Page 41 of Among the Stars
The jerk was doing it again. “But—”
In her ear he whispered, “Think about me all day. Touching you. Inside you. Making you scream my name.”
Veronica grew wet from the words alone. “That isn’t fair.”
“No, but you’ll thank me tonight.”
Of that she had no doubt.
* * *
Cam knewthe moment he entered his apartment that he wasn’t alone.
“Did you feed that cat,” he called as he dropped his keys in the bowl. Fiona was Janie’s pet, after all. The feline only lived with him because his sister’s vagabond lifestyle didn’t suit the cat’s temperament.
“I did,” Janie said, appearing from the spare bedroom. “Someone didn’t sleep in his own bed last night.”
“When did you get in?”
“Around midnight.”
“I’d have picked you up from the bus station if you’d called me.” He’d have gone back to Veronica’s after, but he’d have picked her up.
Janie shrugged. Eleven years his junior and wiser than any twenty-five-year-old should be, she’d been popping in and out of his life for the last seven years. They weren’t technically related. Cam’s father had married Janie’s mother when their kids were thirteen and two respectively. He’d always wanted to be a big brother, and Cam took on the duty of protecting the toddler from the day they met. Blond and happy, she’d been unprepared for the terror entering her life.
When Cam ran off at sixteen, his first stop had been to Janie’s birth father. He made sure the man knew what was going on in the Rhodes home, and within months, word had reached him that Janie was living with her dad full time. What Cam hadn’t known was that Harlan Tapper had a heroin addiction that would put Janie right back in harm’s way. He never forgave himself for leaving her behind, despite the reality that a life with him on the streets wouldn’t have been any better.
“How’s Colorado?” he asked, retrieving a bottle of water from the fridge. Chinese take-out boxes covered the top shelf. “I see you ordered in.”

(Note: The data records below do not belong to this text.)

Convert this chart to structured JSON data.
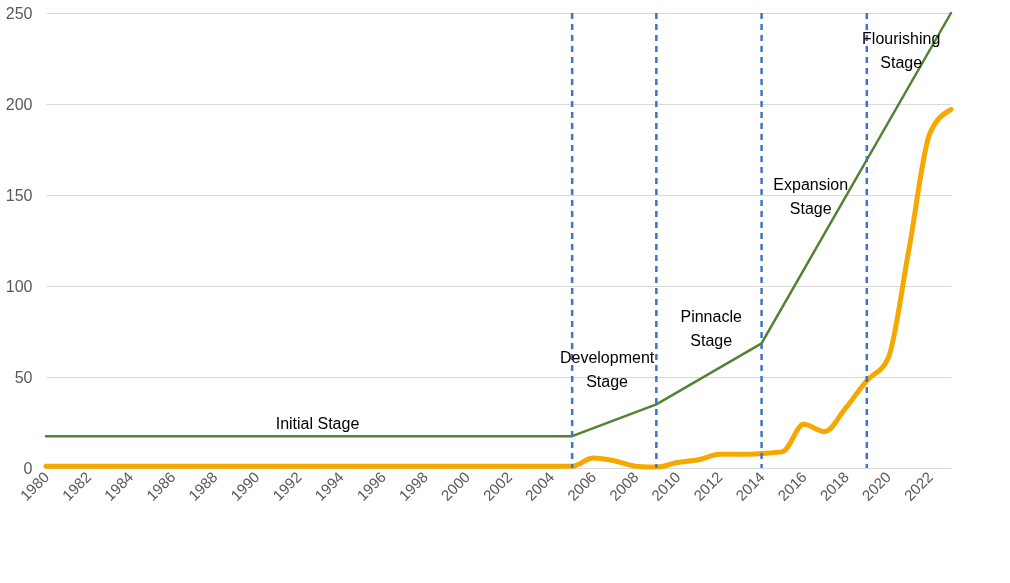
{
  "chart_data": {
    "type": "line",
    "x": [
      1980,
      1981,
      1982,
      1983,
      1984,
      1985,
      1986,
      1987,
      1988,
      1989,
      1990,
      1991,
      1992,
      1993,
      1994,
      1995,
      1996,
      1997,
      1998,
      1999,
      2000,
      2001,
      2002,
      2003,
      2004,
      2005,
      2006,
      2007,
      2008,
      2009,
      2010,
      2011,
      2012,
      2013,
      2014,
      2015,
      2016,
      2017,
      2018,
      2019,
      2020,
      2021,
      2022,
      2023
    ],
    "series": [
      {
        "color": "#f5a800",
        "values": [
          1,
          1,
          1,
          1,
          1,
          1,
          1,
          1,
          1,
          1,
          1,
          1,
          1,
          1,
          1,
          1,
          1,
          1,
          1,
          1,
          1,
          1,
          1,
          1,
          1,
          1,
          5.5,
          4,
          1,
          0.5,
          3,
          4.5,
          7.5,
          7.5,
          8,
          9,
          24,
          20,
          33,
          48,
          60,
          120,
          184,
          197
        ]
      },
      {
        "color": "#548235",
        "x": [
          1980,
          2005,
          2009,
          2014,
          2023
        ],
        "values": [
          17.5,
          17.5,
          35,
          68.5,
          250
        ]
      }
    ],
    "xlim": [
      1980,
      2023
    ],
    "xticks": [
      1980,
      1982,
      1984,
      1986,
      1988,
      1990,
      1992,
      1994,
      1996,
      1998,
      2000,
      2002,
      2004,
      2006,
      2008,
      2010,
      2012,
      2014,
      2016,
      2018,
      2020,
      2022
    ],
    "ylim": [
      0,
      250
    ],
    "yticks": [
      0,
      50,
      100,
      150,
      200,
      250
    ],
    "grid": "y",
    "ref_lines": [
      {
        "axis": "x",
        "value": 2005,
        "color": "#4472c4",
        "line_style": "dashed"
      },
      {
        "axis": "x",
        "value": 2009,
        "color": "#4472c4",
        "line_style": "dashed"
      },
      {
        "axis": "x",
        "value": 2014,
        "color": "#4472c4",
        "line_style": "dashed"
      },
      {
        "axis": "x",
        "value": 2019,
        "color": "#4472c4",
        "line_style": "dashed"
      }
    ],
    "annotations": [
      "Initial Stage",
      "Development\nStage",
      "Pinnacle\nStage",
      "Expansion\nStage",
      "Flourishing\nStage"
    ]
  }
}
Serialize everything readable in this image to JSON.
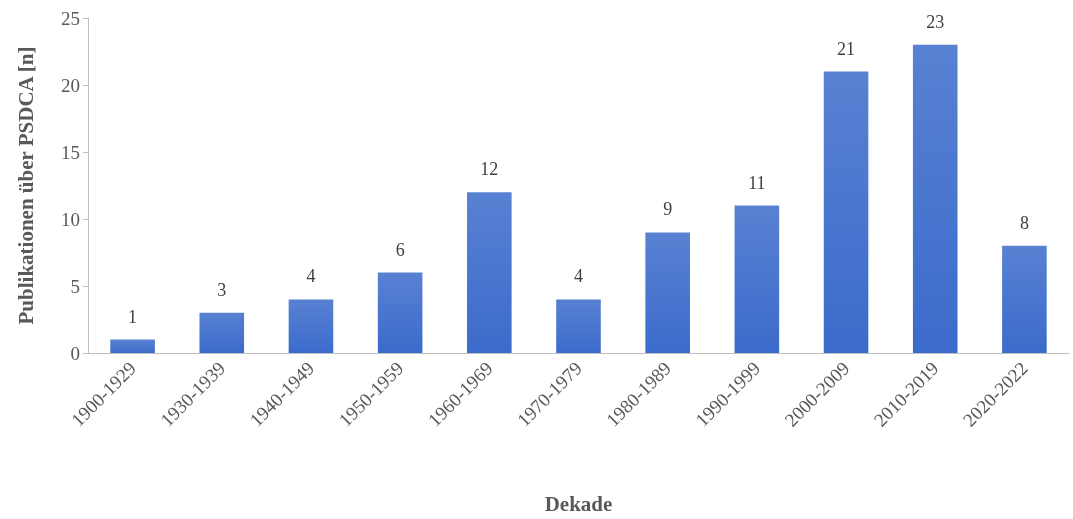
{
  "chart_data": {
    "type": "bar",
    "categories": [
      "1900-1929",
      "1930-1939",
      "1940-1949",
      "1950-1959",
      "1960-1969",
      "1970-1979",
      "1980-1989",
      "1990-1999",
      "2000-2009",
      "2010-2019",
      "2020-2022"
    ],
    "values": [
      1,
      3,
      4,
      6,
      12,
      4,
      9,
      11,
      21,
      23,
      8
    ],
    "color": "#3b6bcb",
    "xlabel": "Dekade",
    "ylabel": "Publikationen über PSDCA [n]",
    "ylim": [
      0,
      25
    ],
    "yticks": [
      0,
      5,
      10,
      15,
      20,
      25
    ],
    "grid": false,
    "data_labels": true
  }
}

“I had to. You’ve got nothing here.”
He’d been busy this week. “Put in a grocery order with Marissa downstairs, and she’ll have it delivered.”
“Already done.
“Colorado?” Cam repeated. He liked to keep tabs on her as much as possible, but that only worked when he knew where she was.
“The gig ended at Christmas. I got a lead on giving surf lessons in Hermosa Beach, so I’ll head that way next.” California was expensive. He’d make sure she had extra cash in her account. “You going to tell me who the new woman is?”
They weren’t the discuss-their-love-lives kind of siblings. “No.”
“I hope she’s less of a bitch than the last one was.”
Janie had been visiting when Cam’s engagement came to an abrupt end. “Samantha isn’t a bitch.”
“She dumped your ass for no good reason.”
There’d been a reason. “We didn’t agree on everything that a couple getting married should.”
“Why do people want kids anyway? Half the ones already here are starving, ignored, or both.”
Cam froze with the water bottle halfway to his mouth. “What did you say?”
She slid past him to retrieve her leftovers from the refrigerator, then grabbed a fork from the silverware drawer. “I heard the fight. And before you accuse me, I wasn’t eavesdropping. I had my door shut and everything.”
He didn’t remember his and Samantha’s final conversation being that loud. They’d dated for nine months before Cam bought the ring. Marriage had felt like a natural next step in the relationship. A corporate merger of sorts. As one of the top managers in country music, Samantha needed a place to develop talent, and Cam had just opened the tavern. They’d both built their careers from nothing and shared a common work ethic. Then there’d been their shared experiences as children. Always.
He’d also believed they shared the same views on having a family. But Samantha had wanted children, and to her surprise, Cam did not.